Ariel “Timy” Torres no le teme a los silencios. Detrás de una cámara, sabe que el tiempo real se mide en la paciencia del que sabe esperar que el otro hable. El martes, el Concejo Deliberante declaró de interés legislativo y municipal por unanimidad su documental testimonial. Un trabajo de orfebrería analógica, gestado en el barro de la edición, que rescata la memoria viva de los veteranos de Malvinas y Georgias del Sur de nuestro distrito
Por Leo Baldo
Hay hombres que cargan el mapa del dolor argentino en las retinas y eligen la distancia antes que el ruido del algoritmo. Ariel Torres es uno de ellos. Pasó por Infobae, por agencias internacionales como AFP y la británica Reuters. Conoce el oficio de mirar a través de un lente, pero camina con el perfil bajo de los que ya no necesitan demostrar nada. Mientras la época exige contenidos rápidos, de consumo inmediato, Torres se planta como un analógico: de los que se toman casi un año para buscar, escuchar, compaginar y dejar que la verdad de una historia decante por su propio peso.
De agencias internacionales al barro de la memoria local
El proyecto nació de una coincidencia de voluntades. El intendente Ramiro Egüen tenía la firme intención de registrar la historia local de la gesta, y Ariel ya venía amasando la idea en su cabeza. Con el respaldo institucional y las herramientas necesarias, se conformó un equipo junto a Sandra Serrat y Gianluca Serantes, los compañeros de la prensa municipal que entendieron que la única forma de encarar este laburo era entregar el cuerpo y el tiempo fuera de cualquier horario de oficina. Colaboraron, de manera externa: Mateo Bernini y Manuel “cacho” Ramírez de Canal 3.

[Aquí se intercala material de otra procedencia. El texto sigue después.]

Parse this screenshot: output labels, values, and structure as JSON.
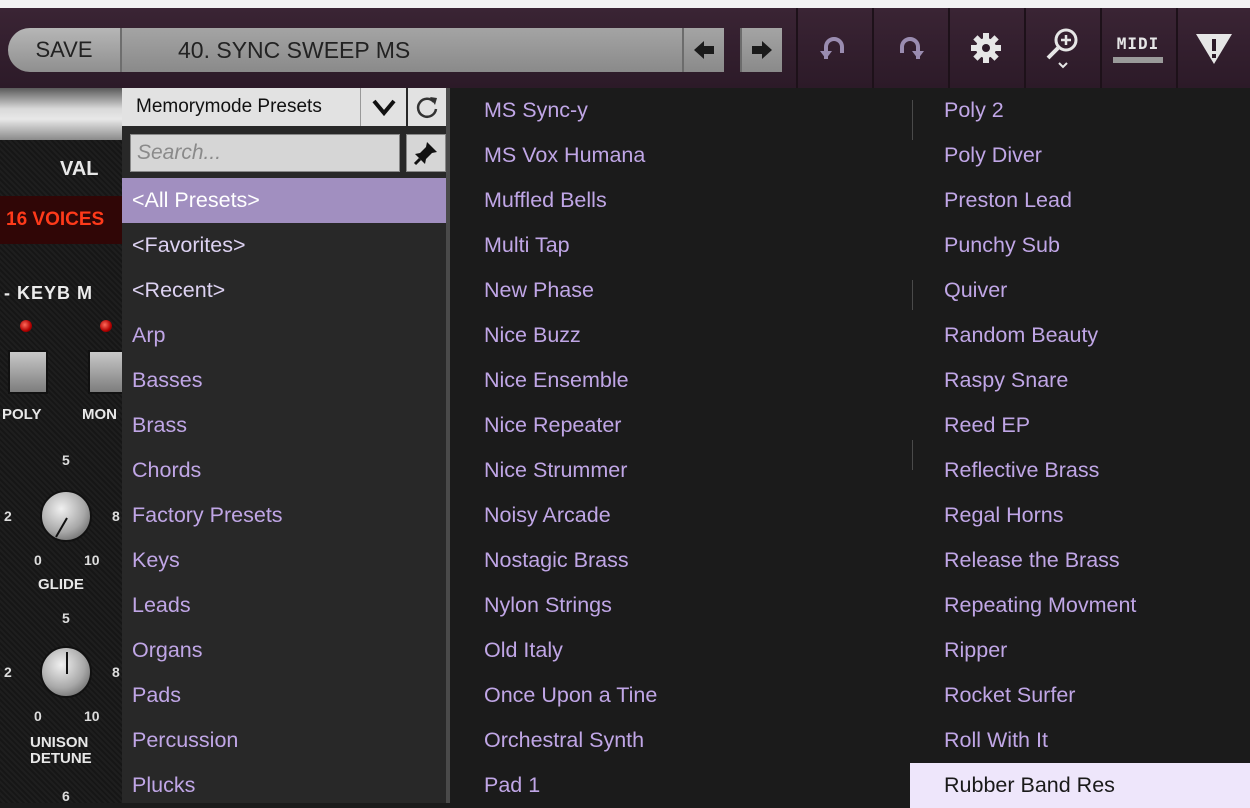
{
  "toolbar": {
    "save_label": "SAVE",
    "preset_name": "40. SYNC SWEEP MS",
    "prev_icon": "arrow-left-icon",
    "next_icon": "arrow-right-icon",
    "undo_icon": "undo-icon",
    "redo_icon": "redo-icon",
    "settings_icon": "gear-icon",
    "zoom_icon": "zoom-icon",
    "midi_label": "MIDI",
    "warning_icon": "warning-icon"
  },
  "synth": {
    "value_label": "VAL",
    "voices_display": "16 VOICES",
    "keyboard_label": "- KEYB M",
    "poly_label": "POLY",
    "mono_label": "MON",
    "glide_label": "GLIDE",
    "unison_label_1": "UNISON",
    "unison_label_2": "DETUNE",
    "tick_5": "5",
    "tick_2": "2",
    "tick_8": "8",
    "tick_0": "0",
    "tick_10": "10",
    "tick_6": "6"
  },
  "browser": {
    "bank_select": "Memorymode Presets",
    "search_placeholder": "Search...",
    "categories": [
      {
        "label": "<All Presets>",
        "special": true,
        "selected": true
      },
      {
        "label": "<Favorites>",
        "special": true
      },
      {
        "label": "<Recent>",
        "special": true
      },
      {
        "label": "Arp"
      },
      {
        "label": "Basses"
      },
      {
        "label": "Brass"
      },
      {
        "label": "Chords"
      },
      {
        "label": "Factory Presets"
      },
      {
        "label": "Keys"
      },
      {
        "label": "Leads"
      },
      {
        "label": "Organs"
      },
      {
        "label": "Pads"
      },
      {
        "label": "Percussion"
      },
      {
        "label": "Plucks"
      }
    ],
    "presets_col1": [
      "MS Sync-y",
      "MS Vox Humana",
      "Muffled Bells",
      "Multi Tap",
      "New Phase",
      "Nice Buzz",
      "Nice Ensemble",
      "Nice Repeater",
      "Nice Strummer",
      "Noisy Arcade",
      "Nostagic Brass",
      "Nylon Strings",
      "Old Italy",
      "Once Upon a Tine",
      "Orchestral Synth",
      "Pad 1"
    ],
    "presets_col2": [
      "Poly 2",
      "Poly Diver",
      "Preston Lead",
      "Punchy Sub",
      "Quiver",
      "Random Beauty",
      "Raspy Snare",
      "Reed EP",
      "Reflective Brass",
      "Regal Horns",
      "Release the Brass",
      "Repeating Movment",
      "Ripper",
      "Rocket Surfer",
      "Roll With It",
      "Rubber Band Res"
    ],
    "selected_preset": "Rubber Band Res"
  }
}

La mirada del fotógrafo y el valor de las treinta horas
El reconocimiento unánime del Concejo Deliberante es un hito institucional, pero no desvela a Torres. Su obsesión es otra: los veteranos. El archivo acumuló más de 30 horas de relatos crudos, guardados celosamente en el disco duro, que luego debieron sintetizarse en una hora y media de película y en capítulos individuales para la plataforma YouTube. Es un material con destino pedagógico, un cofre de la memoria para que las escuelas de hoy y las generaciones del futuro —los nietos y bisnietos de 25 de Mayo— tengan un documento histórico donde los rostros de nuestros héroes queden inmortalizados para siempre. La comunidad necesitaba este registro, y hoy Ariel Torres: el creador del documental pedagógico “Voces de un Regreso”, ve cómo ese esfuerzo se transforma en patrimonio local.
El valor de lo que se rescató en el distrito tiene una densidad particular. 25 de Mayo cuenta con una condición casi inédita en comparación con otras latitudes: su delegación de veteranos cubre la totalidad del mapa del conflicto del Atlántico Sur. Hay hombres que estuvieron en comunicaciones, en logística, cocineros, combatientes que sobrevivieron al hundimiento del crucero ARA General Belgrano, soldados que pelearon cuerpo a cuerpo en las islas y el raro privilegio de contar con Horacio Carlos Maffia, el único vecino del partido que combatió en las Georgias del Sur.

El legado de las Georgias al aula de la escuela
“Fue un trabajo extenso durante casi un año. Buscando a todos los veteranos, todos los que quisieron hablar, hablaron. Los que después hablaron más adelante fue por el impulso que le dieron de que los demás ya habían hablado. Todavía nos quedan varios que todavía no quisieron hablar. Ojalá que algún día lo quieran hacer”, confiesa Ariel, y deja la puerta abierta para los que todavía procesan el trauma en el fuero íntimo.
Fueron jornadas larguísimas de ocho o nueve horas diarias, producción plena, donde la cámara se apagaba, pero la charla seguía alrededor del mate, compartiendo el peso del recuerdo, leyendo cartas guardadas en cajones durante más de cuarenta años y habitando silencios que dolían. “Hubo algunos veteranos que casi nunca habían hablado y hablaron para las cámaras. Entonces, wow, eso es muy importante”, recalca el documentalista con los ojos fijos en el horizonte de esa memoria colectiva que ahora camina por las aulas del distrito.
El documental ya se proyectó en escuelas y el paso siguiente es el papel: el equipo ya trabaja para transformar esos testimonios en un libro. Para Ariel “Timy” Torres, la película fue una forma de devolver algo de todo lo que esos hombres entregaron por la patria. “Intenté dejar el mensaje para Malvinas”, repite, y en esa frase queda sellado un pacto inquebrantable con la historia. El decreto del Concejo es justicia institucional; lo verdadero es el abrazo de un pueblo que, gracias a este registro, ya sabe que el legado de las islas no se va a cortar nunca.